Face à trois écrans, concentré sur les réglages complexes de la Microsonde électronique, Lukas Baumgartner de l’Institut des sciences de la Terre s’apprête à faire parler des pierres de tonalite (granitoïde), extraites d’un site italien qu’il étudie depuis sa thèse.
Des corps mouvants qui racontent l’histoire de la Terre
Lukas Baumgartner veut tout savoir de la composition chimique de ces tonalites et des roches encaissantes – des sédiments métamorphiques. Mais pour comprendre sa démarche, il faut d’abord revenir en arrière. Longtemps en arrière.

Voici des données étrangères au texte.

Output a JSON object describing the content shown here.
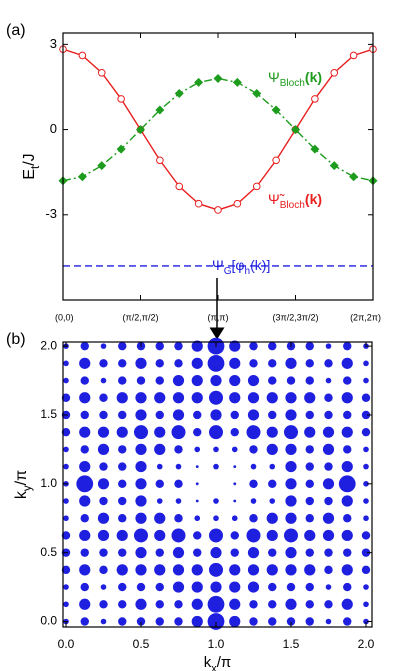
{
  "chart_data": [
    {
      "type": "line",
      "panel_label": "(a)",
      "y_label": [
        {
          "text": "E"
        },
        {
          "text": "t",
          "sub": true
        },
        {
          "text": "/J"
        }
      ],
      "xlim": [
        0,
        2
      ],
      "ylim": [
        -6,
        3.4
      ],
      "xticks": [
        {
          "value": 0,
          "label": "(0,0)"
        },
        {
          "value": 0.5,
          "label": "(π/2,π/2)"
        },
        {
          "value": 1,
          "label": "(π,π)"
        },
        {
          "value": 1.5,
          "label": "(3π/2,3π/2)"
        },
        {
          "value": 2,
          "label": "(2π,2π)"
        }
      ],
      "yticks": [
        -3,
        0,
        3
      ],
      "grid": false,
      "series": [
        {
          "color": "#e8201f",
          "marker": "circle-open",
          "line_style": "solid",
          "x": [
            0,
            0.125,
            0.25,
            0.375,
            0.5,
            0.625,
            0.75,
            0.875,
            1,
            1.125,
            1.25,
            1.375,
            1.5,
            1.625,
            1.75,
            1.875,
            2
          ],
          "values": [
            2.83,
            2.61,
            2.0,
            1.08,
            0,
            -1.08,
            -2.0,
            -2.61,
            -2.83,
            -2.61,
            -2.0,
            -1.08,
            0,
            1.08,
            2.0,
            2.61,
            2.83
          ],
          "label": [
            {
              "text": "Ψ̃"
            },
            {
              "text": "Bloch",
              "sub": true
            },
            {
              "text": "(k)",
              "bold": true
            }
          ]
        },
        {
          "color": "#1e9c1e",
          "marker": "diamond",
          "line_style": "dashdot",
          "x": [
            0,
            0.125,
            0.25,
            0.375,
            0.5,
            0.625,
            0.75,
            0.875,
            1,
            1.125,
            1.25,
            1.375,
            1.5,
            1.625,
            1.75,
            1.875,
            2
          ],
          "values": [
            -1.8,
            -1.66,
            -1.27,
            -0.69,
            0,
            0.69,
            1.27,
            1.66,
            1.8,
            1.66,
            1.27,
            0.69,
            0,
            -0.69,
            -1.27,
            -1.66,
            -1.8
          ],
          "label": [
            {
              "text": "Ψ"
            },
            {
              "text": "Bloch",
              "sub": true
            },
            {
              "text": "(k)",
              "bold": true
            }
          ]
        },
        {
          "color": "#1f1fe0",
          "marker": "none",
          "line_style": "dashed",
          "x": [
            0,
            2
          ],
          "values": [
            -4.8,
            -4.8
          ],
          "label": [
            {
              "text": "Ψ"
            },
            {
              "text": "G",
              "sub": true
            },
            {
              "text": "[φ"
            },
            {
              "text": "h",
              "sub": true
            },
            {
              "text": "(k)]"
            }
          ]
        }
      ]
    },
    {
      "type": "dotgrid",
      "panel_label": "(b)",
      "color": "#1f1fe0",
      "x_label": [
        {
          "text": "k"
        },
        {
          "text": "x",
          "sub": true
        },
        {
          "text": "/π"
        }
      ],
      "y_label": [
        {
          "text": "k"
        },
        {
          "text": "y",
          "sub": true
        },
        {
          "text": "/π"
        }
      ],
      "xlim": [
        -0.02,
        2.04
      ],
      "ylim": [
        -0.04,
        2.03
      ],
      "xticks": [
        {
          "value": 0,
          "label": "0.0"
        },
        {
          "value": 0.5,
          "label": "0.5"
        },
        {
          "value": 1,
          "label": "1.0"
        },
        {
          "value": 1.5,
          "label": "1.5"
        },
        {
          "value": 2,
          "label": "2.0"
        }
      ],
      "yticks": [
        {
          "value": 0,
          "label": "0.0"
        },
        {
          "value": 0.5,
          "label": "0.5"
        },
        {
          "value": 1,
          "label": "1.0"
        },
        {
          "value": 1.5,
          "label": "1.5"
        },
        {
          "value": 2,
          "label": "2.0"
        }
      ],
      "kx": [
        0,
        0.125,
        0.25,
        0.375,
        0.5,
        0.625,
        0.75,
        0.875,
        1,
        1.125,
        1.25,
        1.375,
        1.5,
        1.625,
        1.75,
        1.875,
        2
      ],
      "ky": [
        0,
        0.125,
        0.25,
        0.375,
        0.5,
        0.625,
        0.75,
        0.875,
        1,
        1.125,
        1.25,
        1.375,
        1.5,
        1.625,
        1.75,
        1.875,
        2
      ],
      "size": [
        [
          2,
          3,
          2,
          3,
          3,
          3,
          3,
          4,
          6,
          4,
          3,
          3,
          3,
          3,
          2,
          3,
          2
        ],
        [
          2,
          4,
          3,
          3,
          4,
          3,
          3,
          4,
          6,
          4,
          3,
          3,
          4,
          3,
          3,
          4,
          2
        ],
        [
          2,
          3,
          2,
          3,
          3,
          3,
          4,
          4,
          4,
          4,
          4,
          3,
          3,
          3,
          2,
          3,
          2
        ],
        [
          3,
          4,
          3,
          4,
          4,
          4,
          4,
          4,
          5,
          4,
          4,
          4,
          4,
          4,
          3,
          4,
          3
        ],
        [
          3,
          3,
          3,
          3,
          4,
          3,
          4,
          3,
          4,
          3,
          4,
          3,
          4,
          3,
          3,
          3,
          3
        ],
        [
          3,
          4,
          4,
          4,
          5,
          4,
          5,
          3,
          5,
          3,
          5,
          4,
          5,
          4,
          4,
          4,
          3
        ],
        [
          2,
          3,
          4,
          3,
          4,
          4,
          3,
          2,
          2,
          2,
          3,
          4,
          4,
          3,
          4,
          3,
          2
        ],
        [
          2,
          4,
          3,
          3,
          4,
          2,
          2,
          1,
          2,
          1,
          2,
          2,
          4,
          3,
          3,
          4,
          2
        ],
        [
          2,
          6,
          4,
          3,
          4,
          3,
          3,
          1,
          0,
          1,
          3,
          3,
          4,
          3,
          4,
          6,
          2
        ],
        [
          2,
          4,
          3,
          3,
          4,
          2,
          2,
          1,
          2,
          1,
          2,
          2,
          4,
          3,
          3,
          4,
          2
        ],
        [
          2,
          3,
          4,
          3,
          4,
          4,
          3,
          2,
          2,
          2,
          3,
          4,
          4,
          3,
          4,
          3,
          2
        ],
        [
          3,
          4,
          4,
          4,
          5,
          4,
          5,
          3,
          5,
          3,
          5,
          4,
          5,
          4,
          4,
          4,
          3
        ],
        [
          3,
          3,
          3,
          3,
          4,
          3,
          4,
          3,
          4,
          3,
          4,
          3,
          4,
          3,
          3,
          3,
          3
        ],
        [
          3,
          4,
          3,
          4,
          4,
          4,
          4,
          4,
          5,
          4,
          4,
          4,
          4,
          4,
          3,
          4,
          3
        ],
        [
          2,
          3,
          2,
          3,
          3,
          3,
          4,
          4,
          4,
          4,
          4,
          3,
          3,
          3,
          2,
          3,
          2
        ],
        [
          2,
          4,
          3,
          3,
          4,
          3,
          3,
          4,
          6,
          4,
          3,
          3,
          4,
          3,
          3,
          4,
          2
        ],
        [
          2,
          3,
          2,
          3,
          3,
          3,
          3,
          4,
          6,
          4,
          3,
          3,
          3,
          3,
          2,
          3,
          2
        ]
      ]
    }
  ]
}
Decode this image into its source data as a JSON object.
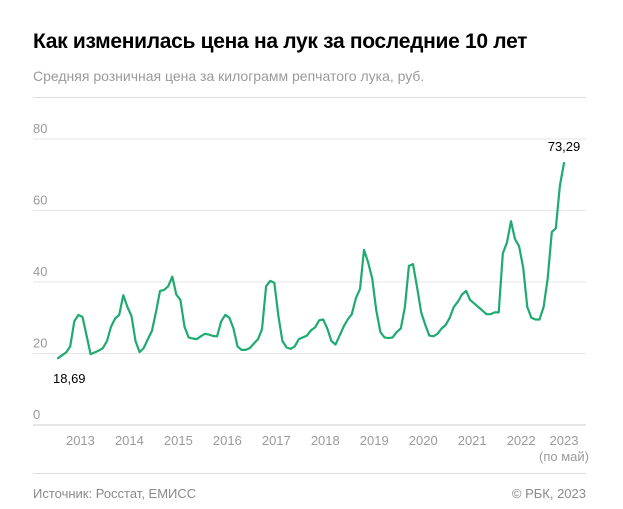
{
  "header": {
    "title": "Как изменилась цена на лук за последние 10 лет",
    "subtitle": "Средняя розничная цена за килограмм репчатого лука, руб."
  },
  "footer": {
    "source": "Источник: Росстат, ЕМИСС",
    "copyright": "© РБК, 2023"
  },
  "chart_data": {
    "type": "line",
    "title": "Как изменилась цена на лук за последние 10 лет",
    "subtitle": "Средняя розничная цена за килограмм репчатого лука, руб.",
    "xlabel": "",
    "ylabel": "",
    "ylim": [
      0,
      90
    ],
    "yticks": [
      0,
      20,
      40,
      60,
      80
    ],
    "grid": "horizontal",
    "color": "#1faa70",
    "x_start": "2013-01",
    "x_end": "2023-05",
    "xtick_labels": [
      "2013",
      "2014",
      "2015",
      "2016",
      "2017",
      "2018",
      "2019",
      "2020",
      "2021",
      "2022",
      "2023"
    ],
    "xtick_note": "(по май)",
    "annotations": [
      {
        "x": "2013-01",
        "label": "18,69"
      },
      {
        "x": "2023-05",
        "label": "73,29"
      }
    ],
    "series": [
      {
        "values": [
          18.69,
          19.5,
          20.3,
          22.0,
          29.0,
          30.8,
          30.2,
          25.0,
          19.8,
          20.3,
          20.8,
          21.5,
          23.5,
          27.5,
          29.8,
          30.8,
          36.3,
          33.0,
          30.5,
          23.5,
          20.4,
          21.5,
          24.0,
          26.3,
          31.5,
          37.5,
          37.8,
          38.8,
          41.5,
          36.5,
          35.0,
          27.5,
          24.5,
          24.2,
          24.0,
          24.8,
          25.5,
          25.3,
          24.9,
          24.8,
          29.0,
          30.8,
          30.0,
          27.0,
          22.0,
          21.0,
          21.0,
          21.5,
          22.8,
          24.0,
          26.8,
          38.8,
          40.3,
          39.8,
          30.5,
          23.5,
          21.7,
          21.3,
          22.0,
          24.0,
          24.5,
          25.0,
          26.5,
          27.3,
          29.3,
          29.5,
          27.0,
          23.5,
          22.5,
          25.0,
          27.5,
          29.5,
          31.0,
          35.5,
          38.0,
          49.0,
          45.5,
          41.0,
          32.0,
          26.0,
          24.5,
          24.3,
          24.5,
          26.0,
          27.0,
          33.0,
          44.5,
          45.0,
          38.5,
          31.5,
          28.0,
          25.0,
          24.8,
          25.5,
          27.0,
          28.0,
          30.0,
          33.0,
          34.5,
          36.5,
          37.5,
          35.0,
          34.0,
          33.0,
          32.0,
          31.0,
          31.0,
          31.5,
          31.5,
          48.0,
          51.0,
          57.0,
          52.0,
          50.0,
          44.0,
          33.0,
          30.0,
          29.5,
          29.5,
          33.0,
          41.0,
          54.0,
          55.0,
          67.0,
          73.29
        ]
      }
    ]
  }
}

La Terre s’est formée après le Bigbang, par accrétion, constituant petit à petit un cœur, qui attire les éléments les plus lourds, un manteau visqueux et une croûte qui se durcit en refroidissant. C’est ainsi qu’à Lausanne, nous marchons sur une croûte d’à peu près 30 km d’épaisseur qui « flotte » sur le manteau. Le flux des roches entre croûte et manteau les amène à entrer en collision, à s’écarter, à plonger… Ces mouvements géologiques ont des conséquences sur la composition des roches, mais aussi des conséquences plus globales. La formation des Alpes, par exemple, en est une. Les variations du CO2 dans l’atmosphère découlent aussi de ces phénomènes, ce qui n’est pas sans importance en ces temps de réchauffement climatique !
« J’étudie une partie de ces mécanismes, une toute petite partie ! »
Lukas Baumgertner
De grandes questions dans un laboratoire à taille humaine
Pour comprendre ces flux de roches plutoniques sous nos pieds, leurs conséquences thermiques et la durée de vie des « anomalies thermiques » liées au magma, différentes méthodes s’offrent aux géologues. Le forage en est une, mais les températures et pressions sont telles en profondeur qu’on ne va guère au-delà de 10 km. L’autre solution, c’est ce que Lukas Baumgartner met en œuvre ici : étudier les roches accessibles à la surface et retracer leur histoire grâce à leur composition chimique. En parallèle, il soumet des minéraux à de hautes pressions et températures, et compare les conséquences de ces expériences à ce qu’on observe dans la nature. Finalement, les lois physiques – comme la diffusion de chaleur dans les roches, ou la diffusion des éléments dans des minéraux comme le grenat – nous permettent de remonter la chronologie des phénomènes géologiques, tels que les événements ignés et métamorphiques courts.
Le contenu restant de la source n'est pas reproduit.